Gertner dismissed the “bizarre and ridiculous” view that judges must ignore their life experiences when deciding the outcome of cases. She noted that when Supreme Court Justice Thurgood Marshall died, Justice Sandra Day O’Connor described how Marshall’s experiences were invaluable to the court.

“What O’Connor said was that [Marshall’s] presence in the Supreme Court deliberations made an enormous difference,” she said. “When you looked around the table, no other judge had ever lived in the segregated South. No other judge had ever represented people who were reviled. No other judge had gone through what he had gone through. And that context matters.”

Lithwick pointed out that women have comprised roughly 50 percent of the entering and exiting law school classes since the 1980s, but there is still an “unbelievable dearth” of women judges.

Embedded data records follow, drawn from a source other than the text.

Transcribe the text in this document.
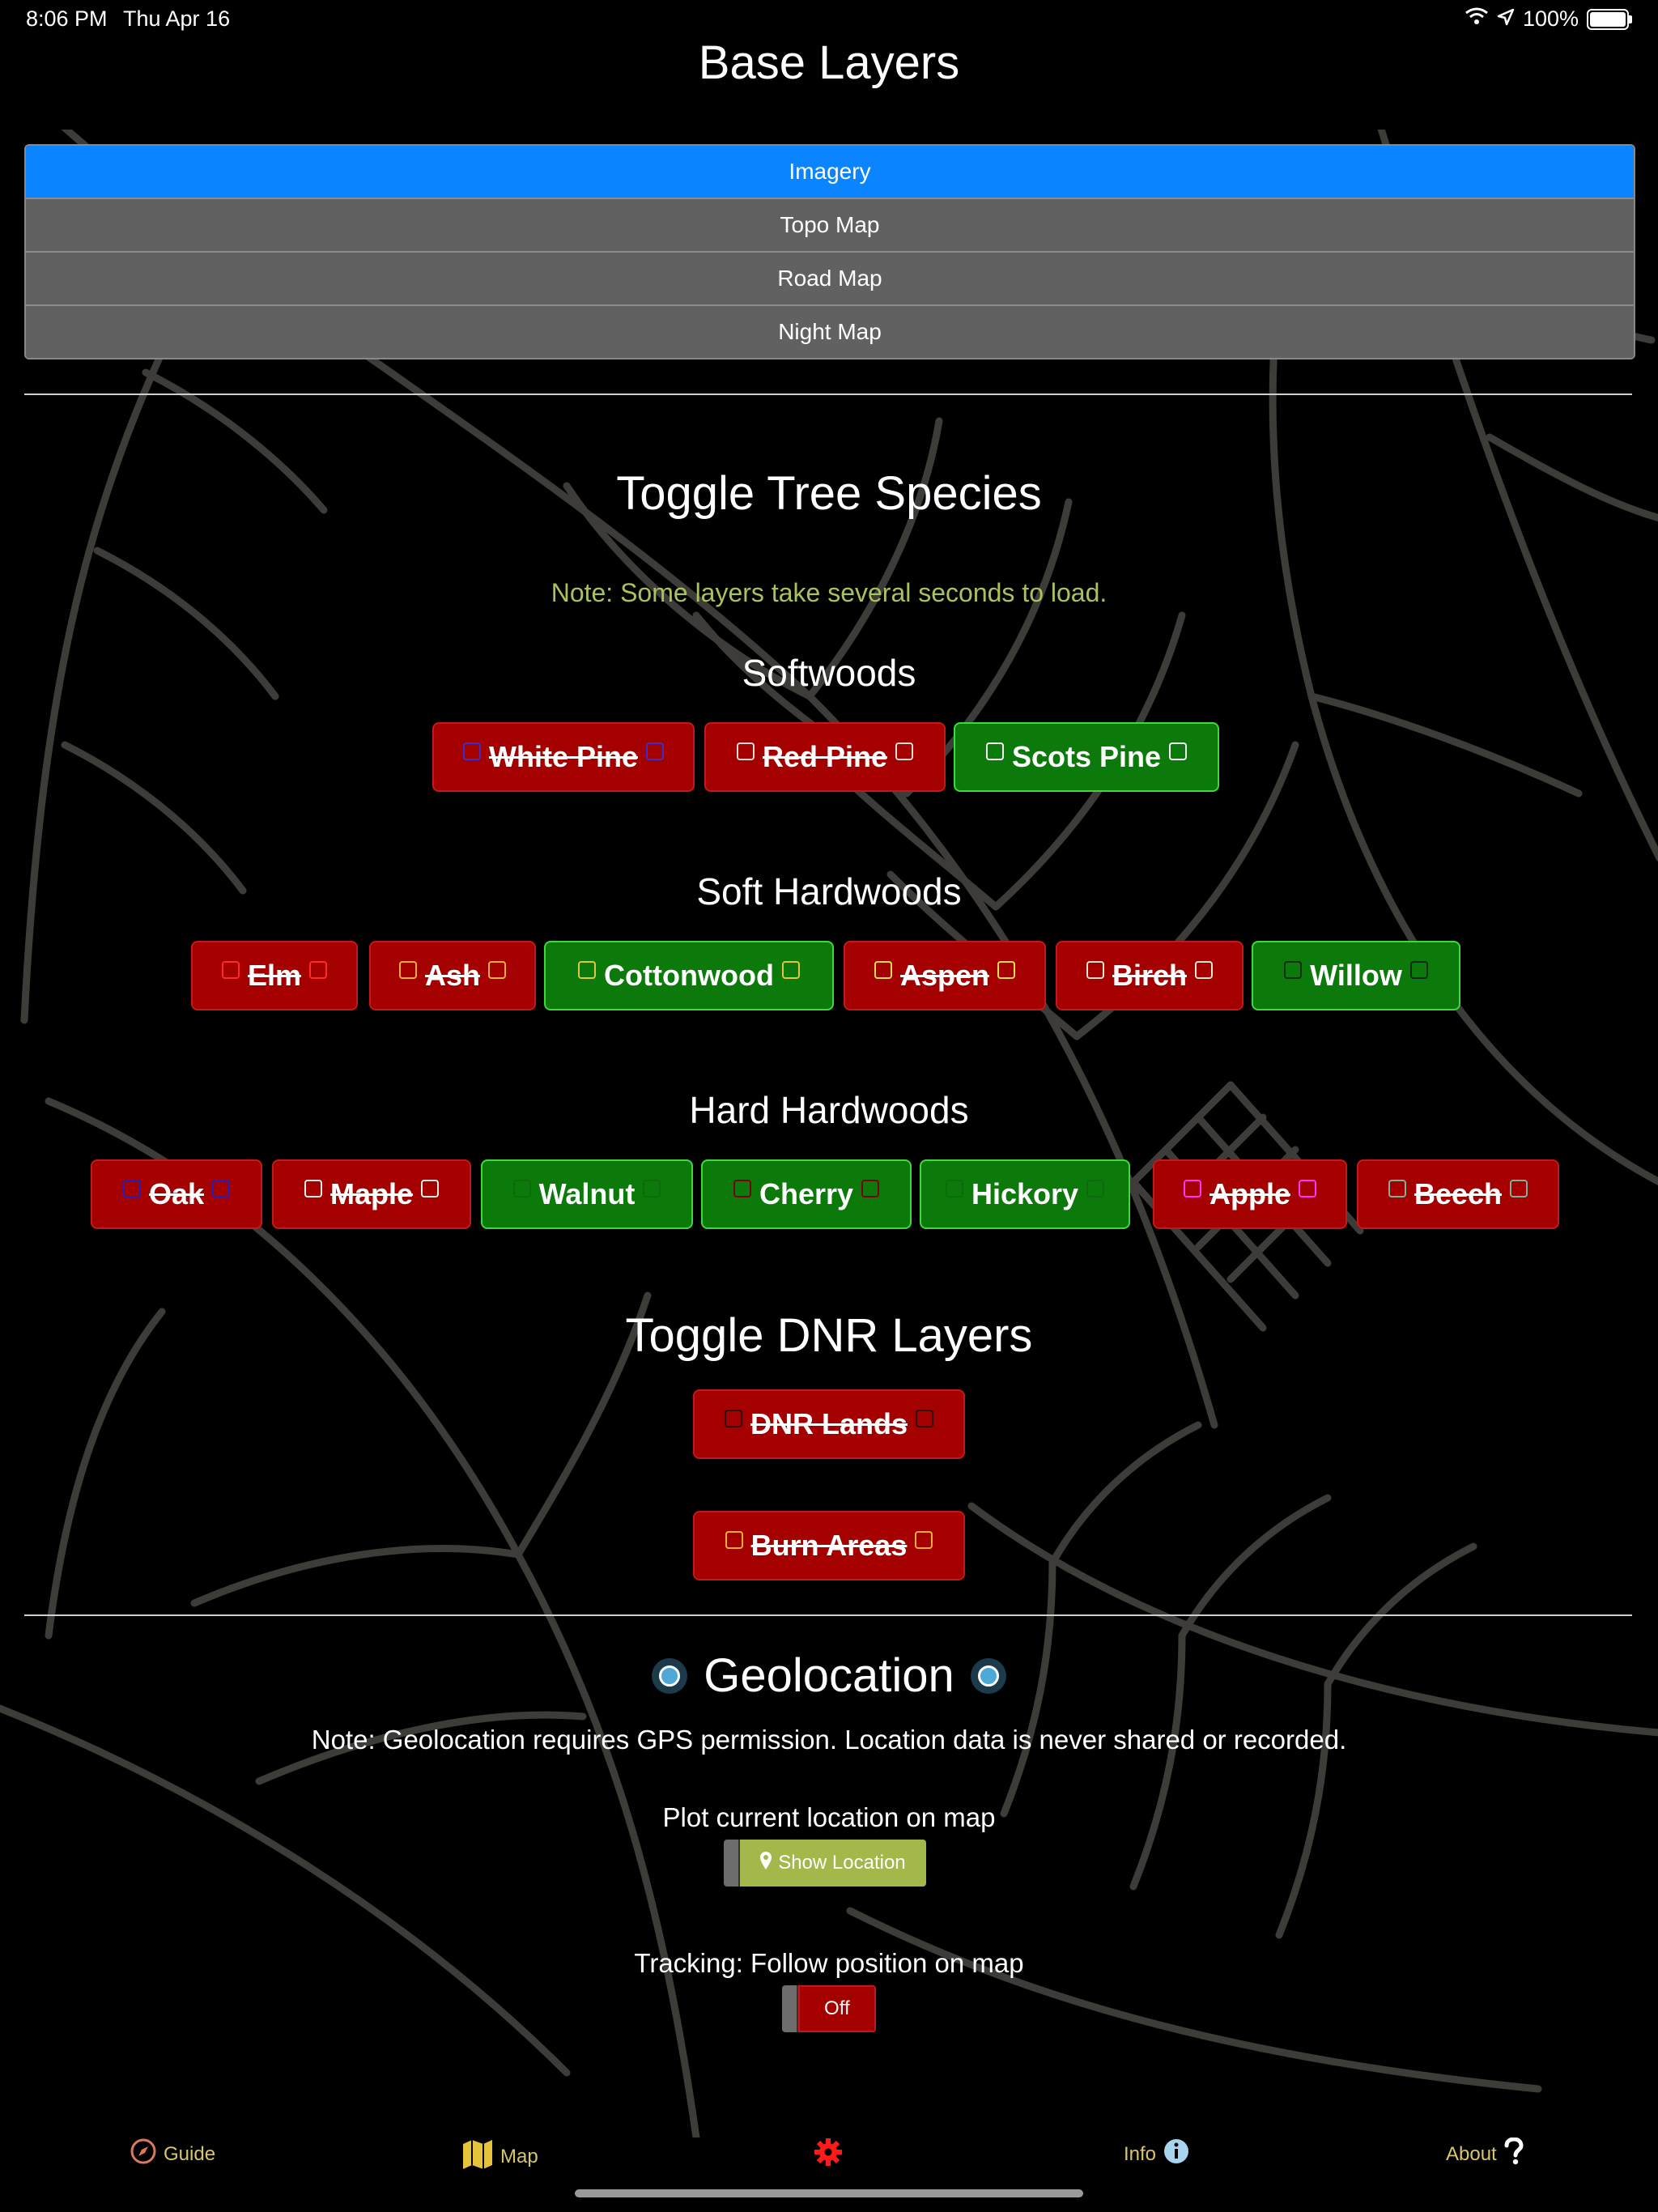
8:06 PM Thu Apr 16	100%
Base Layers
Imagery
Topo Map
Road Map
Night Map
Toggle Tree Species
Note: Some layers take several seconds to load.
Softwoods
White Pine	Red Pine	Scots Pine
Soft Hardwoods
Elm	Ash	Cottonwood	Aspen	Birch	Willow
Hard Hardwoods
Oak	Maple	Walnut	Cherry	Hickory	Apple	Beech
Toggle DNR Layers
DNR Lands
Burn Areas
Geolocation
Note: Geolocation requires GPS permission. Location data is never shared or recorded.
Plot current location on map
Show Location
Tracking: Follow position on map
Off
Guide	Map	Info	About
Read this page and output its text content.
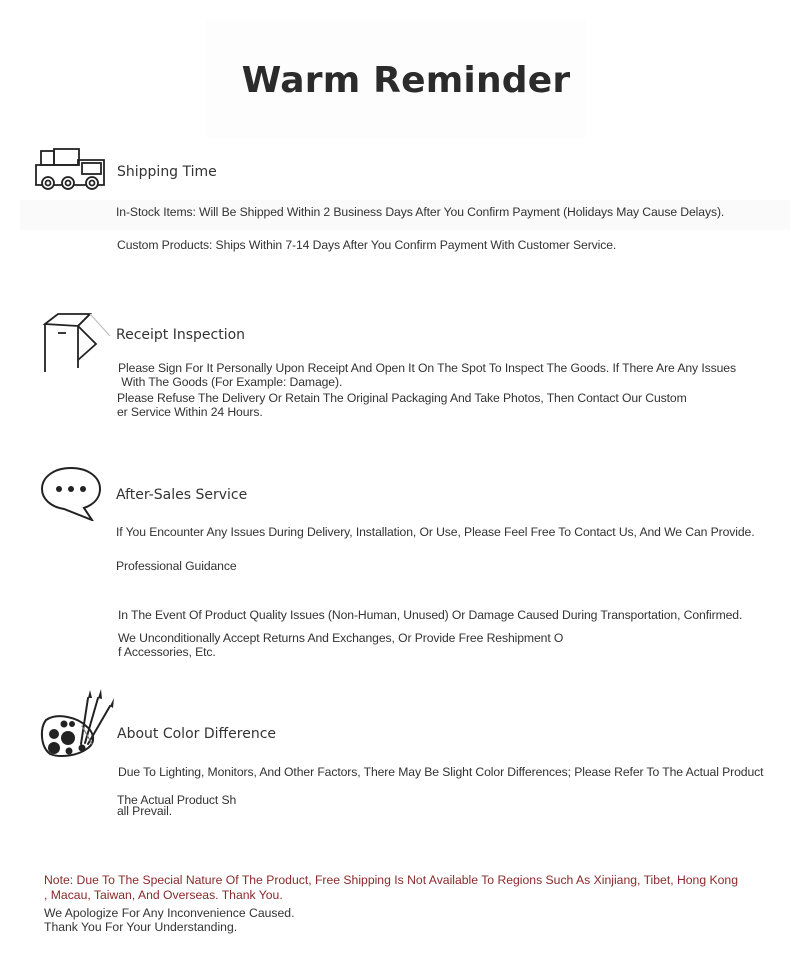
Warm Reminder
Shipping Time
In-Stock Items: Will Be Shipped Within 2 Business Days After You Confirm Payment (Holidays May Cause Delays).
Custom Products: Ships Within 7-14 Days After You Confirm Payment With Customer Service.
Receipt Inspection
Please Sign For It Personally Upon Receipt And Open It On The Spot To Inspect The Goods. If There Are Any Issues
With The Goods (For Example: Damage).
Please Refuse The Delivery Or Retain The Original Packaging And Take Photos, Then Contact Our Custom
er Service Within 24 Hours.
After-Sales Service
If You Encounter Any Issues During Delivery, Installation, Or Use, Please Feel Free To Contact Us, And We Can Provide.
Professional Guidance
In The Event Of Product Quality Issues (Non-Human, Unused) Or Damage Caused During Transportation, Confirmed.
We Unconditionally Accept Returns And Exchanges, Or Provide Free Reshipment O
f Accessories, Etc.
About Color Difference
Due To Lighting, Monitors, And Other Factors, There May Be Slight Color Differences; Please Refer To The Actual Product
The Actual Product Sh
all Prevail.
Note: Due To The Special Nature Of The Product, Free Shipping Is Not Available To Regions Such As Xinjiang, Tibet, Hong Kong
, Macau, Taiwan, And Overseas. Thank You.
We Apologize For Any Inconvenience Caused.
Thank You For Your Understanding.
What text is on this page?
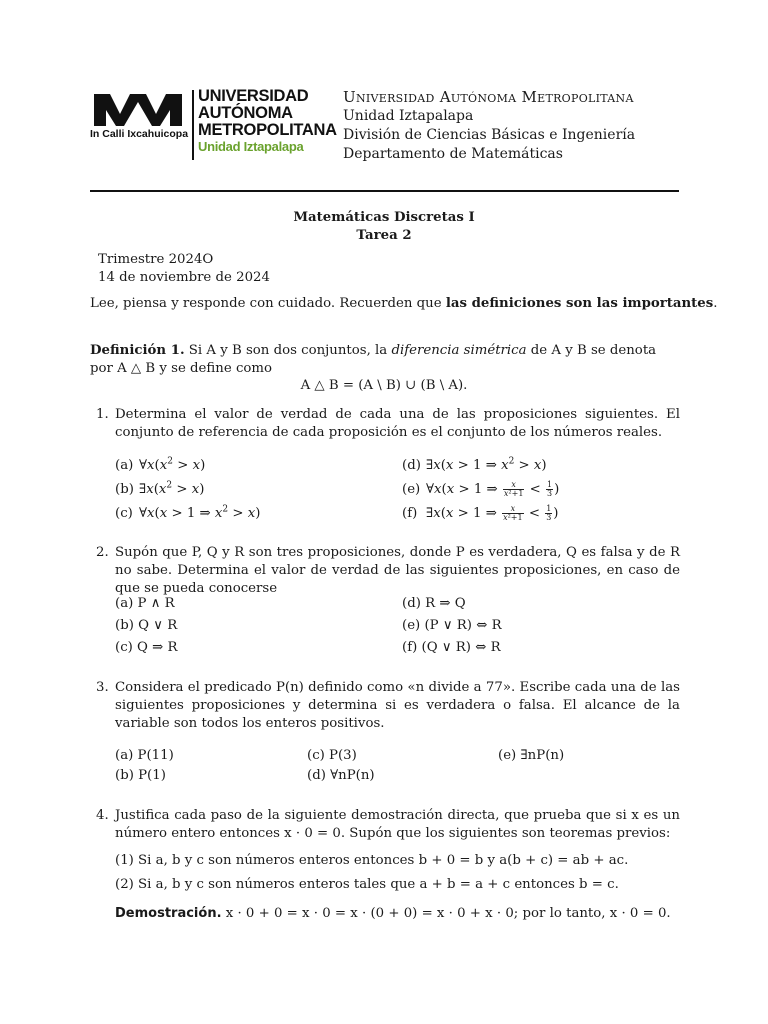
UNIVERSIDAD
AUTÓNOMA
METROPOLITANA
Unidad Iztapalapa
In Calli Ixcahuicopa
Universidad Autónoma Metropolitana
Unidad Iztapalapa
División de Ciencias Básicas e Ingeniería
Departamento de Matemáticas
Matemáticas Discretas I
Tarea 2
Trimestre 2024O
14 de noviembre de 2024
Lee, piensa y responde con cuidado. Recuerden que las definiciones son las importantes.
Definición 1. Si A y B son dos conjuntos, la diferencia simétrica de A y B se denota por A △ B y se define como
A △ B = (A \ B) ∪ (B \ A).
1. Determina el valor de verdad de cada una de las proposiciones siguientes. El conjunto de referencia de cada proposición es el conjunto de los números reales.
(a) $\forall x(x^2 > x)$
(b) $\exists x(x^2 > x)$
(c) ∀x(x > 1 ⇒ $x^2 > x$)
(d) ∃x(x > 1 ⇒ $x^2 > x$)
(e) ∀x(x > 1 ⇒ $\frac{x}{\text{x²+1}} < \frac{1}{3}$ )
(f) ∃x(x > 1 ⇒ $\frac{x}{\text{x²+1}} < \frac{1}{3}$ )
2. Supón que P, Q y R son tres proposiciones, donde P es verdadera, Q es falsa y de R no sabe. Determina el valor de verdad de las siguientes proposiciones, en caso de que se pueda conocerse
(a) P ∧ R
(b) Q ∨ R
(c) Q ⇒ R
(d) R ⇒ Q
(e) (P ∨ R) ⇔ R
(f) (Q ∨ R) ⇔ R
3. Considera el predicado P(n) definido como «n divide a 77». Escribe cada una de las siguientes proposiciones y determina si es verdadera o falsa. El alcance de la variable son todos los enteros positivos.
(a) P(11)
(b) P(1)
(c) P(3)
(d) ∀nP(n)
(e) ∃nP(n)
4. Justifica cada paso de la siguiente demostración directa, que prueba que si x es un número entero entonces x · 0 = 0. Supón que los siguientes son teoremas previos:
(1) Si a, b y c son números enteros entonces b + 0 = b y a(b + c) = ab + ac.
(2) Si a, b y c son números enteros tales que a + b = a + c entonces b = c.
Demostración. x · 0 + 0 = x · 0 = x · (0 + 0) = x · 0 + x · 0; por lo tanto, x · 0 = 0.
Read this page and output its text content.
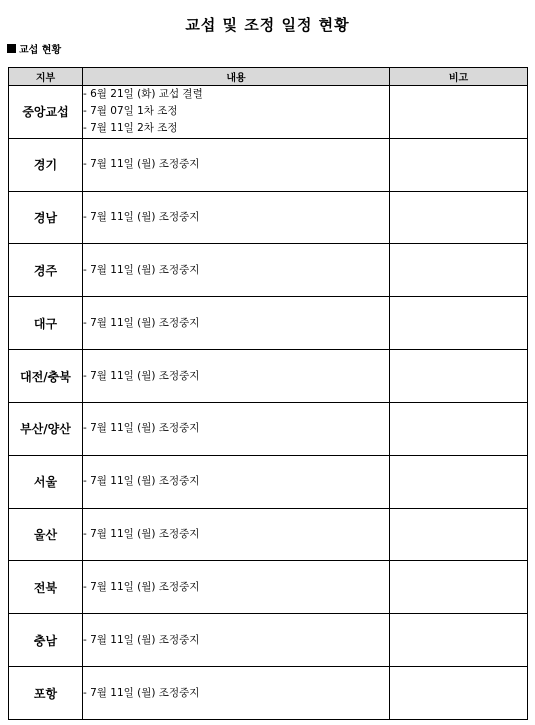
교섭 및 조정 일정 현황
교섭 현황
지부	내용	비고
중앙교섭	- 6월 21일 (화) 교섭 결렬
- 7월 07일 1차 조정
- 7월 11일 2차 조정	

경기	- 7월 11일 (월) 조정중지	

경남	- 7월 11일 (월) 조정중지	

경주	- 7월 11일 (월) 조정중지	

대구	- 7월 11일 (월) 조정중지	

대전/충북	- 7월 11일 (월) 조정중지	

부산/양산	- 7월 11일 (월) 조정중지	

서울	- 7월 11일 (월) 조정중지	

울산	- 7월 11일 (월) 조정중지	

전북	- 7월 11일 (월) 조정중지	

충남	- 7월 11일 (월) 조정중지	

포항	- 7월 11일 (월) 조정중지	
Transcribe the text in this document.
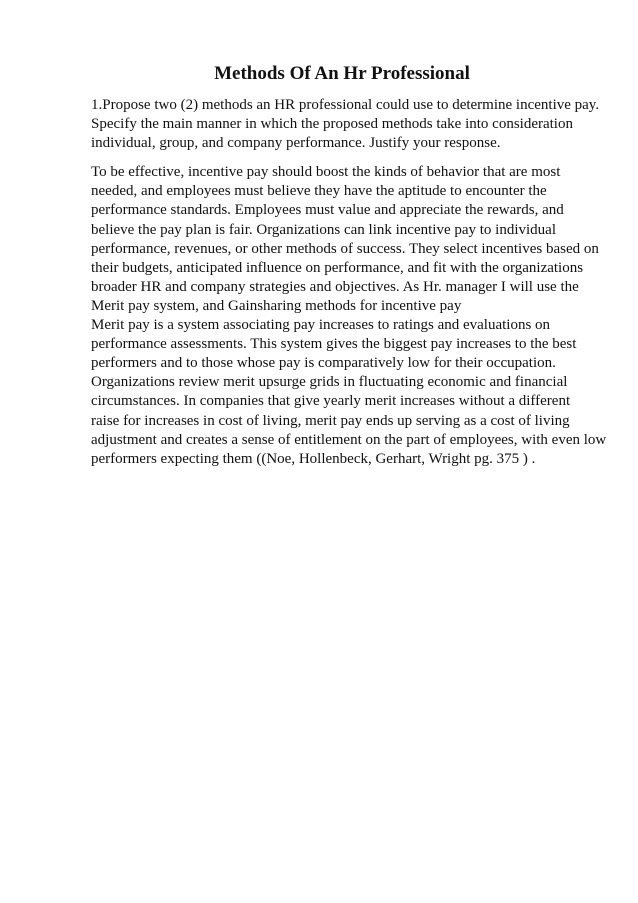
Methods Of An Hr Professional
1.Propose two (2) methods an HR professional could use to determine incentive pay.
Specify the main manner in which the proposed methods take into consideration
individual, group, and company performance. Justify your response.
To be effective, incentive pay should boost the kinds of behavior that are most
needed, and employees must believe they have the aptitude to encounter the
performance standards. Employees must value and appreciate the rewards, and
believe the pay plan is fair. Organizations can link incentive pay to individual
performance, revenues, or other methods of success. They select incentives based on
their budgets, anticipated influence on performance, and fit with the organizations
broader HR and company strategies and objectives. As Hr. manager I will use the
Merit pay system, and Gainsharing methods for incentive pay
Merit pay is a system associating pay increases to ratings and evaluations on
performance assessments. This system gives the biggest pay increases to the best
performers and to those whose pay is comparatively low for their occupation.
Organizations review merit upsurge grids in fluctuating economic and financial
circumstances. In companies that give yearly merit increases without a different
raise for increases in cost of living, merit pay ends up serving as a cost of living
adjustment and creates a sense of entitlement on the part of employees, with even low
performers expecting them ((Noe, Hollenbeck, Gerhart, Wright pg. 375 ) .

“Forty-nine of the 162 judges on the federal appeals courts right now are women,” she said. “There’s only one woman judge on the 8th Circuit. Only one on the 10th. The 3rd Circuit Court of Appeals is comprised of only 15 percent women. And only 30 percent of active trial judges in the federal district court are women. We’re not talking even close to 50 percent. And the question is, why?”

An even bigger question, Lithwick said, is does it actually even matter that the gender disparity on the bench is so wide? She noted that the first woman to serve on the Supreme Court of the United States, Sandra Day O’Connor, famously said that a wise old man and a wise old woman would, at the end of the day, reach the same conclusion. In Lithwick’s view, however, female judges can make a remarkable difference.

“I’ve been covering the Supreme Court for an era in which there were two women, then when there was one woman, and now, magically, there are three women,” she said. “And I’m here to tell you, it matters a lot. It’s unbelievable how different it is to cover a Court with three women on it.”

Lithwick cited a 2008 study that found that in sex discrimination cases before three-judge panels on the federal appeals court between 1995 and 2002, male judges were 10 percent more likely to rule against the plaintiff than women judges. However, if a female judge was sitting on the panel with the male judges, then the male judges overwhelmingly were likely to bring their opinion in line with that of the female judge.

“What does that suggest? Not that women’s brains are different. I think that it suggests that thinking about gender from a woman’s perspective is weirdly contagious,” Lithwick said. “And that you don’t have to be a woman to understand what it is to be a female plaintiff in a sex discrimination suit, but it really helps to have a woman explain it to you.”

In the 2009 Supreme Court case Safford Unified School District v. Redding, Lithwick said, the justices heard how school officials strip-searched a 13-year-old Arizona girl who they believed possessed ibuprofen in violation of school rules.

“When this case is argued at the Supreme Court, some of the judges not only were not sympathetic but actually made light of the search, likening it to ‘Ha-ha-ha, this is what happened to me in gym class,’” Lithwick said. “And this was one of the few moments I’ve seen Ruth Bader Ginsburg really get mad on the bench and say, ‘This is nothing like something that happens in gym class. This is not something to be taken lightly. This is not a trivial search—this is a young girl being searched by school authorities in an incredibly intrusive way without her parents’ consent.’”

As it turned out, Lithwick said, the Court’s decision was 8–1 in the young girl’s favor.

“We need women on the court not because there’s some magical number of women on a court, but I think women have stories to tell and perspectives to share,” she said. “We’re so blessed to have these voices and these stories.”

The event was sponsored by the Feminist Legal Forum, the American Constitution Society for Law and Policy, the Jewish Law Students Association, Student Legal Forum, and Women of Color.